On May 5, 1993, three young boys were murdered. Soon thereafter, the teens that would come to be known as the West Memphis Three were arrested. Largely due to Echols’ interest in heavy metal and its requisite satanic imagery, the prosecution insisted that the murders were the result of some sort of cult ritual. They were found guilty. A 1996 documentary called Paradise Lost aired on HBO and gained Baldwin, Echols and Misskelley the attention of some notable celebrities, including Pearl Jam’s Eddie Vedder, who would become one of their most tireless advocates. More people of means, more evidence and more documentaries piled up until August of 2011, when the men who had been imprisoned for nearly 20 years agreed to a plea deal wherein their guilty verdict would remain a matter of public record but they could continue to insist on their innocence.

While those celebrities are, in many ways, responsible for the eventual release of the West Memphis Three, Berg is not starstruck. On the contrary, she is most interested in how Baldwin, Echols and Misskelley made such an impact on people as diverse as Vedder, Natalie Maines of the Dixie Chicks and filmmaker Peter Jackson (the lattermost of whom is a producer of this documentary). While those three and the other famous folks who rallied around the case may not have spent their youths doodling pentagrams per se, there is a commonality in the otherness that leads people to be both creative and ostracized.

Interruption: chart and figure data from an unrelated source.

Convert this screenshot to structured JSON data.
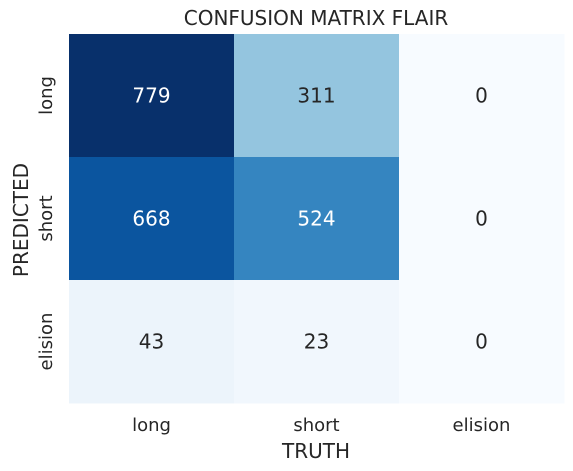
{
  "chart_data": {
    "type": "heatmap",
    "title": "CONFUSION MATRIX FLAIR",
    "xlabel": "TRUTH",
    "ylabel": "PREDICTED",
    "x_categories": [
      "long",
      "short",
      "elision"
    ],
    "y_categories": [
      "long",
      "short",
      "elision"
    ],
    "values": [
      [
        779,
        311,
        0
      ],
      [
        668,
        524,
        0
      ],
      [
        43,
        23,
        0
      ]
    ],
    "colormap": "Blues",
    "color_range": [
      0,
      779
    ],
    "colorbar": false,
    "grid": false
  }
}
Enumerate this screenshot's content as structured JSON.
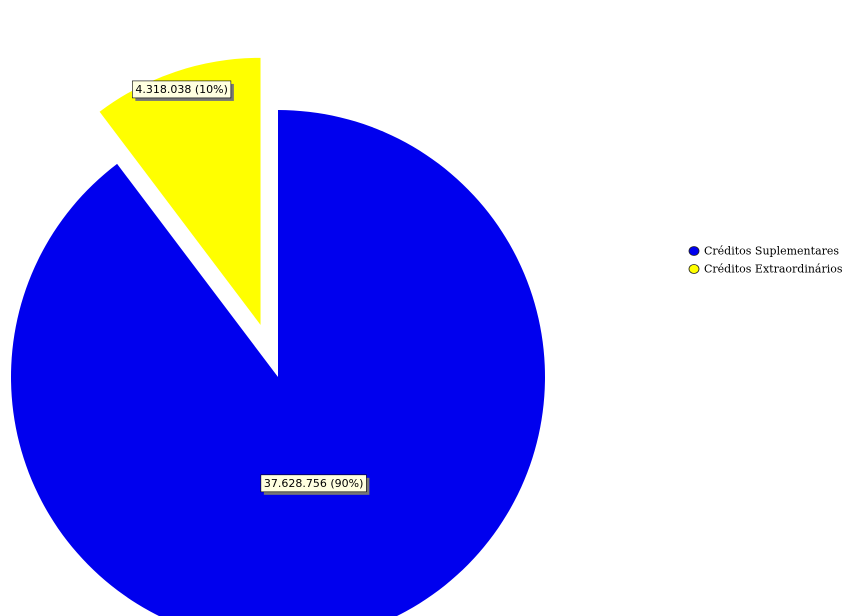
{
  "chart_data": {
    "type": "pie",
    "title": "",
    "slices": [
      {
        "label": "Créditos Suplementares",
        "value": 37628756,
        "display": "37.628.756 (90%)",
        "color": "#0000ee",
        "exploded": false
      },
      {
        "label": "Créditos Extraordinários",
        "value": 4318038,
        "display": "4.318.038 (10%)",
        "color": "#ffff00",
        "exploded": true
      }
    ],
    "legend_placement": "right",
    "data_label_background": "#ffffe0"
  }
}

That implied equation between artists and the imprisoned young men plays out naturally, in that the three of them become celebrities themselves, after a fashion (I’ve never seen the three Paradise Lost films but I could have told you the subjects’ names before seeing West of Memphis). Echols immediately is most comfortable with the attention but that’s not to say he welcomes it. He allows himself to be the spokesman for the case while never pretending to speak directly for the other two. It’s a fine intellectual line that takes brains and sensitivity to negotiate and he proves himself admirably equal to the task. When Echols has been released and we are able to see, side by side, his mental growth and his arrested development, his wrongful imprisonment takes on a new level of infuriating tragedy.

While the plight of the three young men brought out the best in the many people, famous and otherwise, who offered support, it seemed to have the opposite effect on some others. Those with power who held disdain for the boys’ weird looks and tastes allowed the evidence to fit the story they’d already created. In some cases, they intentionally pursued evidence that had nothing to do with the murders because it bolstered their bogus narrative. These people then riled up the citizens of West Memphis (for whom Berg shows a commendable sympathy), prodding them to gather in crowds outside the courthouse, screaming for the blood of the teens. Most upsetting – though not surprising – is the refusal of many authorities to consider that they were wrong when faced with new evidence.

Berg’s only misstep – and I hesitate to call it even that – is to spend a lot of time (the film is nearly 2 1/2 hours long) not just on the new findings that exonerate Baldwin, Echols and Misskelley but also on making a case for a more likely suspect. The procedure of presenting evidence that appears to indict the stepfather of one of the murdered children is compelling and interesting in its own right but it distracts from the main thrust of the film; the innocence of the West Memphis Three.

In relating the account of a specific case, that of Jason Baldwin, Damien Echols and Jesse Misskelley, Jr., Berg undertakes some massive questions about the what and why of justice, human capacity for kindness or selfishness and the dangerous side of the status quo. What makes West of Memphis so watchable, though, is that she wraps it all up in a fantastic and moving yarn.